Avoiding Major Risk and Repercussions
Patient bother, condition diagnosis, and the referral dynamic are just three of the 14 critical adoption barriers companies face when launching a new device or drug therapy. When a company fails to truly understand its intended market — especially where and how to reach its intended users — it is exposed to a variety of serious risks, including wasting significant time and resources pursuing the wrong patients or providers.
Unfortunately, many companies continue to rely on outdated data-collection and analysis practices, including voice-of-customer and simple claims data, to create their patient journey scenarios. The problem with these practices is they lack comprehensive data and long-term perspective.
Voice-of-customer research tends to enlist a network of known patients, and therefore fails to account for the experiences of those who remain undiagnosed or untreated. This type of research also tends to backfill a predetermined narrative, such as when a company with a varicose vein treatment option interviewed its patients — white, affluent women of a certain age seeking treatment for largely cosmetic reasons — who happened to represent a saturated part of the market. While the findings were accurate to this group, they completely overlooked an untapped segment identified later through research (i.e., a significant candidate pool, largely men, who remained untreated for varicose veins and associated painful ulcers).
Similarly, traditional claims data is inherently limited. The results of claims data are gleaned from the four diagnosis code slots that providers fill in, based on their knowledge at the time, to satisfy payers. In other words, traditional claims data provides a limited snapshot that misses unassociated conditions or ensuing trends emerging over time.
In contrast, fully leveraging comprehensive data sets allows you to track patient treatments over time, providing a more accurate view of the patient journey, as well as discerning any related conditions, characteristics, or milestones.
Thanks to this increasing data transparency, the precise patient journey is now knowable.

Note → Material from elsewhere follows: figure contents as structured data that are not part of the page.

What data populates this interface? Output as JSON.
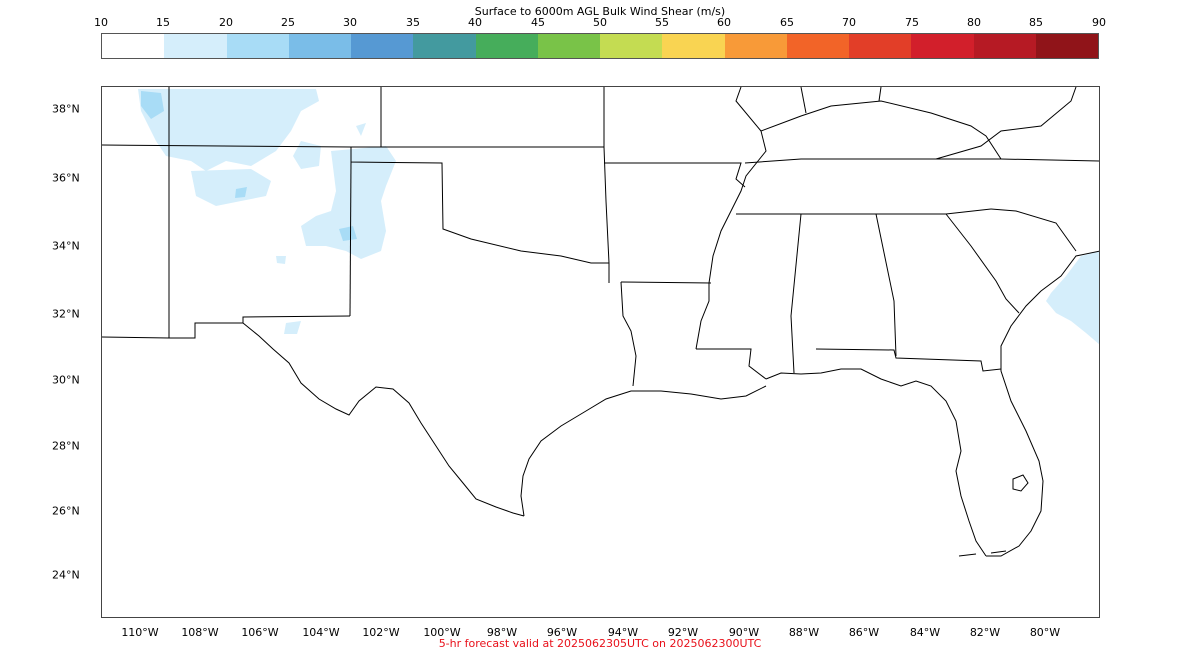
{
  "title": "Surface to 6000m AGL Bulk Wind Shear (m/s)",
  "footer": "5-hr forecast valid at 2025062305UTC on 2025062300UTC",
  "colorbar": {
    "ticks": [
      "10",
      "15",
      "20",
      "25",
      "30",
      "35",
      "40",
      "45",
      "50",
      "55",
      "60",
      "65",
      "70",
      "75",
      "80",
      "85",
      "90"
    ],
    "colors": [
      "#ffffff",
      "#d5eefb",
      "#a8dcf6",
      "#7abde8",
      "#5699d3",
      "#439a9f",
      "#46ad5b",
      "#79c348",
      "#c4dc52",
      "#f9d452",
      "#f89a38",
      "#f26428",
      "#e23e28",
      "#d21f2b",
      "#b61a24",
      "#901419"
    ]
  },
  "map": {
    "lat_labels": [
      "38°N",
      "36°N",
      "34°N",
      "32°N",
      "30°N",
      "28°N",
      "26°N",
      "24°N"
    ],
    "lon_labels": [
      "110°W",
      "108°W",
      "106°W",
      "104°W",
      "102°W",
      "100°W",
      "98°W",
      "96°W",
      "94°W",
      "92°W",
      "90°W",
      "88°W",
      "86°W",
      "84°W",
      "82°W",
      "80°W"
    ],
    "shear_color_light": "#d5eefb",
    "shear_color_mid": "#a8dcf6",
    "border_color": "#000000"
  }
}
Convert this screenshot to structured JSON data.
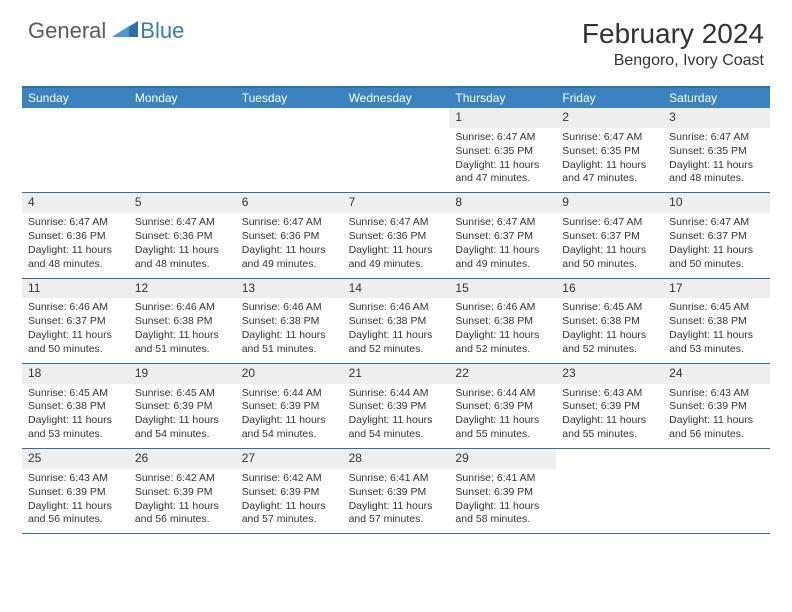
{
  "logo": {
    "general": "General",
    "blue": "Blue"
  },
  "title": "February 2024",
  "location": "Bengoro, Ivory Coast",
  "colors": {
    "header_bg": "#3b83c0",
    "header_text": "#ffffff",
    "row_border": "#2f6fa8",
    "day_header_bg": "#eeeeee",
    "text": "#333333",
    "logo_gray": "#5a5a5a",
    "logo_blue": "#3a7ab8",
    "background": "#ffffff"
  },
  "dow": [
    "Sunday",
    "Monday",
    "Tuesday",
    "Wednesday",
    "Thursday",
    "Friday",
    "Saturday"
  ],
  "weeks": [
    [
      {
        "empty": true
      },
      {
        "empty": true
      },
      {
        "empty": true
      },
      {
        "empty": true
      },
      {
        "d": "1",
        "sr": "6:47 AM",
        "ss": "6:35 PM",
        "dl": "11 hours and 47 minutes."
      },
      {
        "d": "2",
        "sr": "6:47 AM",
        "ss": "6:35 PM",
        "dl": "11 hours and 47 minutes."
      },
      {
        "d": "3",
        "sr": "6:47 AM",
        "ss": "6:35 PM",
        "dl": "11 hours and 48 minutes."
      }
    ],
    [
      {
        "d": "4",
        "sr": "6:47 AM",
        "ss": "6:36 PM",
        "dl": "11 hours and 48 minutes."
      },
      {
        "d": "5",
        "sr": "6:47 AM",
        "ss": "6:36 PM",
        "dl": "11 hours and 48 minutes."
      },
      {
        "d": "6",
        "sr": "6:47 AM",
        "ss": "6:36 PM",
        "dl": "11 hours and 49 minutes."
      },
      {
        "d": "7",
        "sr": "6:47 AM",
        "ss": "6:36 PM",
        "dl": "11 hours and 49 minutes."
      },
      {
        "d": "8",
        "sr": "6:47 AM",
        "ss": "6:37 PM",
        "dl": "11 hours and 49 minutes."
      },
      {
        "d": "9",
        "sr": "6:47 AM",
        "ss": "6:37 PM",
        "dl": "11 hours and 50 minutes."
      },
      {
        "d": "10",
        "sr": "6:47 AM",
        "ss": "6:37 PM",
        "dl": "11 hours and 50 minutes."
      }
    ],
    [
      {
        "d": "11",
        "sr": "6:46 AM",
        "ss": "6:37 PM",
        "dl": "11 hours and 50 minutes."
      },
      {
        "d": "12",
        "sr": "6:46 AM",
        "ss": "6:38 PM",
        "dl": "11 hours and 51 minutes."
      },
      {
        "d": "13",
        "sr": "6:46 AM",
        "ss": "6:38 PM",
        "dl": "11 hours and 51 minutes."
      },
      {
        "d": "14",
        "sr": "6:46 AM",
        "ss": "6:38 PM",
        "dl": "11 hours and 52 minutes."
      },
      {
        "d": "15",
        "sr": "6:46 AM",
        "ss": "6:38 PM",
        "dl": "11 hours and 52 minutes."
      },
      {
        "d": "16",
        "sr": "6:45 AM",
        "ss": "6:38 PM",
        "dl": "11 hours and 52 minutes."
      },
      {
        "d": "17",
        "sr": "6:45 AM",
        "ss": "6:38 PM",
        "dl": "11 hours and 53 minutes."
      }
    ],
    [
      {
        "d": "18",
        "sr": "6:45 AM",
        "ss": "6:38 PM",
        "dl": "11 hours and 53 minutes."
      },
      {
        "d": "19",
        "sr": "6:45 AM",
        "ss": "6:39 PM",
        "dl": "11 hours and 54 minutes."
      },
      {
        "d": "20",
        "sr": "6:44 AM",
        "ss": "6:39 PM",
        "dl": "11 hours and 54 minutes."
      },
      {
        "d": "21",
        "sr": "6:44 AM",
        "ss": "6:39 PM",
        "dl": "11 hours and 54 minutes."
      },
      {
        "d": "22",
        "sr": "6:44 AM",
        "ss": "6:39 PM",
        "dl": "11 hours and 55 minutes."
      },
      {
        "d": "23",
        "sr": "6:43 AM",
        "ss": "6:39 PM",
        "dl": "11 hours and 55 minutes."
      },
      {
        "d": "24",
        "sr": "6:43 AM",
        "ss": "6:39 PM",
        "dl": "11 hours and 56 minutes."
      }
    ],
    [
      {
        "d": "25",
        "sr": "6:43 AM",
        "ss": "6:39 PM",
        "dl": "11 hours and 56 minutes."
      },
      {
        "d": "26",
        "sr": "6:42 AM",
        "ss": "6:39 PM",
        "dl": "11 hours and 56 minutes."
      },
      {
        "d": "27",
        "sr": "6:42 AM",
        "ss": "6:39 PM",
        "dl": "11 hours and 57 minutes."
      },
      {
        "d": "28",
        "sr": "6:41 AM",
        "ss": "6:39 PM",
        "dl": "11 hours and 57 minutes."
      },
      {
        "d": "29",
        "sr": "6:41 AM",
        "ss": "6:39 PM",
        "dl": "11 hours and 58 minutes."
      },
      {
        "empty": true
      },
      {
        "empty": true
      }
    ]
  ],
  "labels": {
    "sunrise": "Sunrise:",
    "sunset": "Sunset:",
    "daylight": "Daylight:"
  }
}
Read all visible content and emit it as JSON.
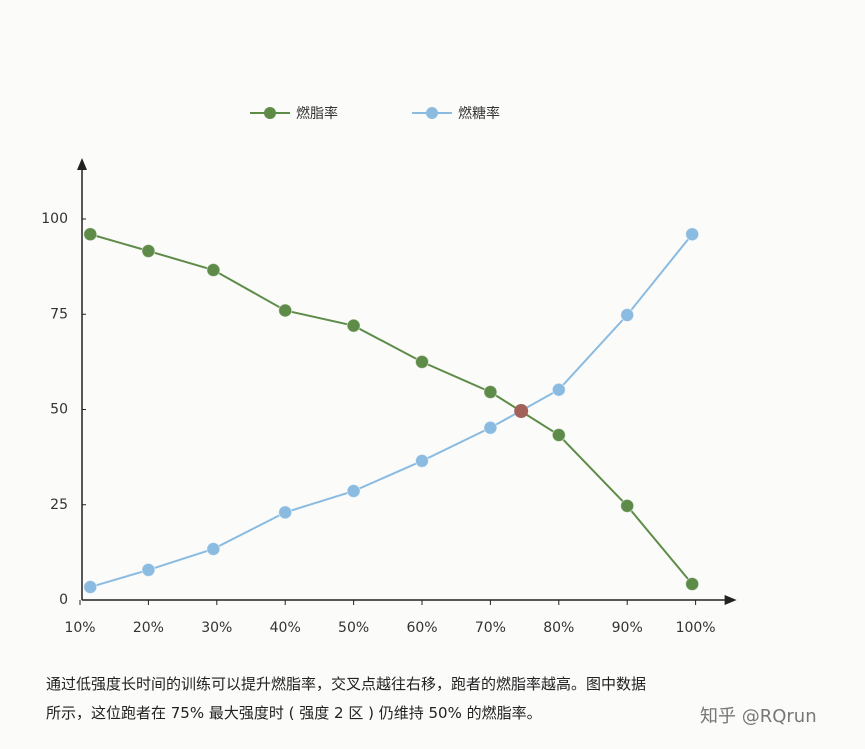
{
  "chart_data": {
    "type": "line",
    "x": [
      11.5,
      20,
      29.5,
      40,
      50,
      60,
      70,
      80,
      90,
      99.5
    ],
    "series": [
      {
        "name": "燃脂率",
        "color": "#5e8c48",
        "values": [
          96,
          91.6,
          86.6,
          76,
          72,
          62.5,
          54.6,
          43.3,
          24.7,
          4.2
        ]
      },
      {
        "name": "燃糖率",
        "color": "#8bbbe0",
        "values": [
          3.4,
          7.9,
          13.4,
          23,
          28.6,
          36.5,
          45.2,
          55.2,
          74.8,
          96
        ]
      }
    ],
    "intersection": {
      "x": 74.5,
      "y": 49.6,
      "color": "#a2625a"
    },
    "xlim": [
      10,
      106
    ],
    "ylim": [
      0,
      116
    ],
    "xticks": [
      {
        "value": 10,
        "label": "10%"
      },
      {
        "value": 20,
        "label": "20%"
      },
      {
        "value": 30,
        "label": "30%"
      },
      {
        "value": 40,
        "label": "40%"
      },
      {
        "value": 50,
        "label": "50%"
      },
      {
        "value": 60,
        "label": "60%"
      },
      {
        "value": 70,
        "label": "70%"
      },
      {
        "value": 80,
        "label": "80%"
      },
      {
        "value": 90,
        "label": "90%"
      },
      {
        "value": 100,
        "label": "100%"
      }
    ],
    "yticks": [
      0,
      25,
      50,
      75,
      100
    ]
  },
  "caption": [
    "通过低强度长时间的训练可以提升燃脂率，交叉点越往右移，跑者的燃脂率越高。图中数据",
    "所示，这位跑者在 75% 最大强度时 ( 强度 2 区 ) 仍维持 50% 的燃脂率。"
  ],
  "watermark": "知乎 @RQrun"
}
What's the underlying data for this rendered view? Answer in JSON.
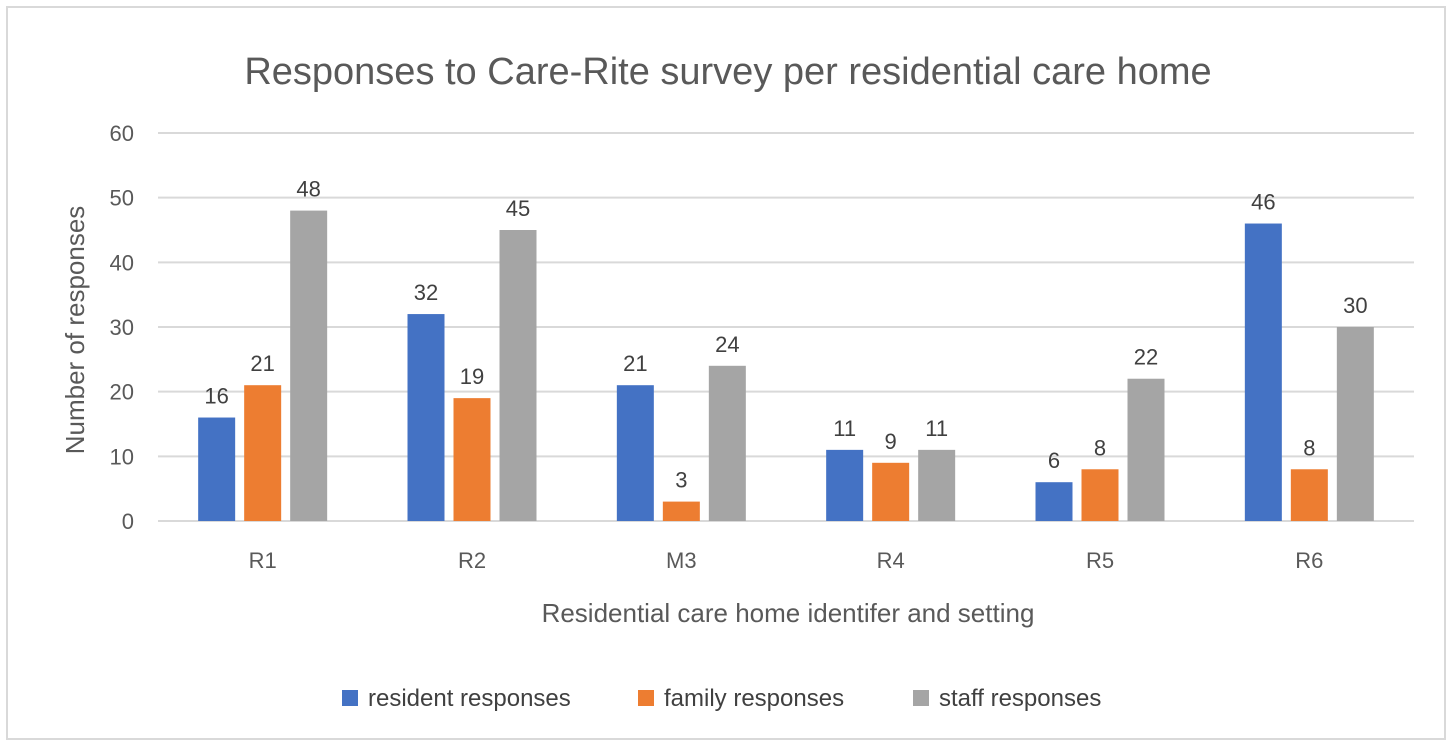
{
  "chart_data": {
    "type": "bar",
    "title": "Responses to Care-Rite survey per residential care home",
    "xlabel": "Residential care home identifer and setting",
    "ylabel": "Number of responses",
    "categories": [
      "R1",
      "R2",
      "M3",
      "R4",
      "R5",
      "R6"
    ],
    "ylim": [
      0,
      60
    ],
    "yticks": [
      0,
      10,
      20,
      30,
      40,
      50,
      60
    ],
    "grid": true,
    "legend_position": "bottom",
    "series": [
      {
        "name": "resident responses",
        "color": "#4472c4",
        "values": [
          16,
          32,
          21,
          11,
          6,
          46
        ]
      },
      {
        "name": "family responses",
        "color": "#ed7d31",
        "values": [
          21,
          19,
          3,
          9,
          8,
          8
        ]
      },
      {
        "name": "staff responses",
        "color": "#a5a5a5",
        "values": [
          48,
          45,
          24,
          11,
          22,
          30
        ]
      }
    ]
  }
}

It requires advanced data analysis tools and computational expertise, with access to both published and licensed data sets, to create validated patient journey maps. It’s a proven way to identify exactly who to target, where, and when, that will equip your team to confidently determine and implement the most effective strategies for market development, market access, and commercialization.
About The Authors
Michelle Edwards is a Director in the Life Sciences practice at Navigant. She has nearly 20 years of experience in life sciences, with roles in asset valuation, business development, finance, investor relations and marketing. Her work at Navigant is focused on market development strategy and tactical, local, market development planning. Most recently she has worked on projects in therapeutic areas including ophthalmology, hematology, oncology, orthopedic, peripheral vascular intervention and emergency medicine.
Bill Woywod is a Managing Consultant in the Life Sciences practice at Navigant, where he leads big data analytics and machine learning projects. He has played a central role in expanding Navigant’s deep data analytics capabilities, including the development and execution of sophisticated claims data analyses and machine learning initiatives for clients in the medtech and biopharma industries. Previously, Bill worked as a data scientist at a large regional health plan, where he led the development and successful execution of the organization’s first machine learning program.